To quote Rosa Luxemburg, the Bolshevik Party had “dared.” It was again Lenin who, with certain difficulties, convinced the party to take the step from which there was no turning back: to prepare in October 1917 for an armed insurrection to transfer power to the soviets of workers, peasants, and soldiers. To do so, he had to oppose many of the party’s historic leaders, who did not dare to cut all ties with the old world.

The International Party of the Revolution

The millions of Russian workers and peasants who made the revolution successfully resisted the combined capitalist forces who sent troops to crush the first workers state. They did so under the leadership of Trotsky, who created and led the Red Army.

Lenin, like Marx before him, saw the need to go up to the end of the possibilities offered by the period to overturn the established order. And he conceived it within the framework of the struggle by the international working class for a new socialist society. Using the prestige conferred on them by the victory of the October Revolution in Russia, Lenin and Trotsky worked to establish the Third International, proclaimed in 1919 when the Russian Civil War was in full swing. In order to mark a break with the social-democratic parties that had gone over to the side of the bourgeoisie in 1914, the Communist International, the worldwide party of the revolution, called for the creation of revolutionary communist parties in every country.

The Revolutionary Heritage of the Workers Movement

It was tragic that the international working class and its militants did not have the time to build experienced parties with mass roots before the revolutionary wave that followed the end of World War I fell back. The absence of such parties proved fatal for the European workers revolution, despite the courageous fight of millions of workers and peasants, notably in Germany, Finland, and Hungary, from 1918 to 1923. With the complicity of the social-democratic leadership, the German bourgeoisie assassinated the most capable revolutionary leaders of Germany, Rosa Luxemburg and Karl Liebknecht, whose credit in the eyes of the population would have opened the door for the construction of a powerful communist party.

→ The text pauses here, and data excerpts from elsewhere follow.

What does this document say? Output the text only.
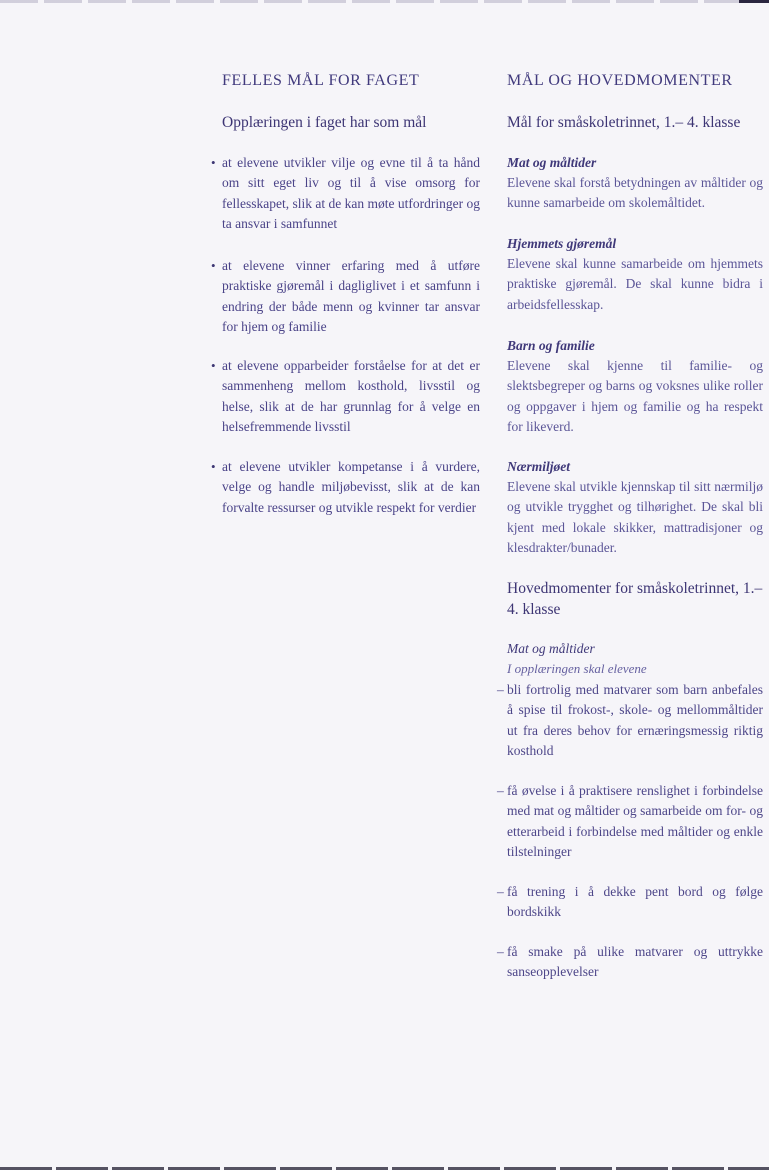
FELLES MÅL FOR FAGET
Opplæringen i faget har som mål
• at elevene utvikler vilje og evne til å ta hånd om sitt eget liv og til å vise omsorg for fellesskapet, slik at de kan møte utfordringer og ta ansvar i samfunnet
• at elevene vinner erfaring med å utføre praktiske gjøremål i dagliglivet i et samfunn i endring der både menn og kvinner tar ansvar for hjem og familie
• at elevene opparbeider forståelse for at det er sammenheng mellom kosthold, livsstil og helse, slik at de har grunnlag for å velge en helsefremmende livsstil
• at elevene utvikler kompetanse i å vurdere, velge og handle miljøbevisst, slik at de kan forvalte ressurser og utvikle respekt for verdier
MÅL OG HOVEDMOMENTER
Mål for småskoletrinnet, 1.– 4. klasse
Mat og måltider
Elevene skal forstå betydningen av måltider og kunne samarbeide om skolemåltidet.
Hjemmets gjøremål
Elevene skal kunne samarbeide om hjemmets praktiske gjøremål. De skal kunne bidra i arbeidsfellesskap.
Barn og familie
Elevene skal kjenne til familie- og slektsbegreper og barns og voksnes ulike roller og oppgaver i hjem og familie og ha respekt for likeverd.
Nærmiljøet
Elevene skal utvikle kjennskap til sitt nærmiljø og utvikle trygghet og tilhørighet. De skal bli kjent med lokale skikker, mattradisjoner og klesdrakter/bunader.
Hovedmomenter for småskoletrinnet, 1.– 4. klasse
Mat og måltider
I opplæringen skal elevene
– bli fortrolig med matvarer som barn anbefales å spise til frokost-, skole- og mellommåltider ut fra deres behov for ernæringsmessig riktig kosthold
– få øvelse i å praktisere renslighet i forbindelse med mat og måltider og samarbeide om for- og etterarbeid i forbindelse med måltider og enkle tilstelninger
– få trening i å dekke pent bord og følge bordskikk
– få smake på ulike matvarer og uttrykke sanseopplevelser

This defeat of the European working class had catastrophic consequences. In the USSR, it accelerated the degeneration of the workers revolution, which was left isolated in a backwards country. The victory of the bureaucratic reaction and the installation of a Stalinist dictatorship dug a ditch of blood cutting off the ideas and traditions upheld by Lenin and carried on after his death by the Bolshevik militants grouped around Trotsky. Stalinism was a monstrous caricature of what Lenin had built. One of the results of this betrayal was the transformation of the Stalinist parties into guardians of the bourgeois order alongside the social-democrats.

Today, in the United States as in other countries, the working class remains deprived of parties that represent its political interests. As the current crisis deepens, as the class warfare carried out by the international bourgeoisie intensifies, it is vital for the future that new generations reconnect with the revolutionary heritage of the workers movement dating back to its origins.

The working class cannot regain confidence and defeat the bourgeoisie without becoming conscious of its historic mission and giving new life to revolutionary communist parties, like the one that Lenin devoted his life to building.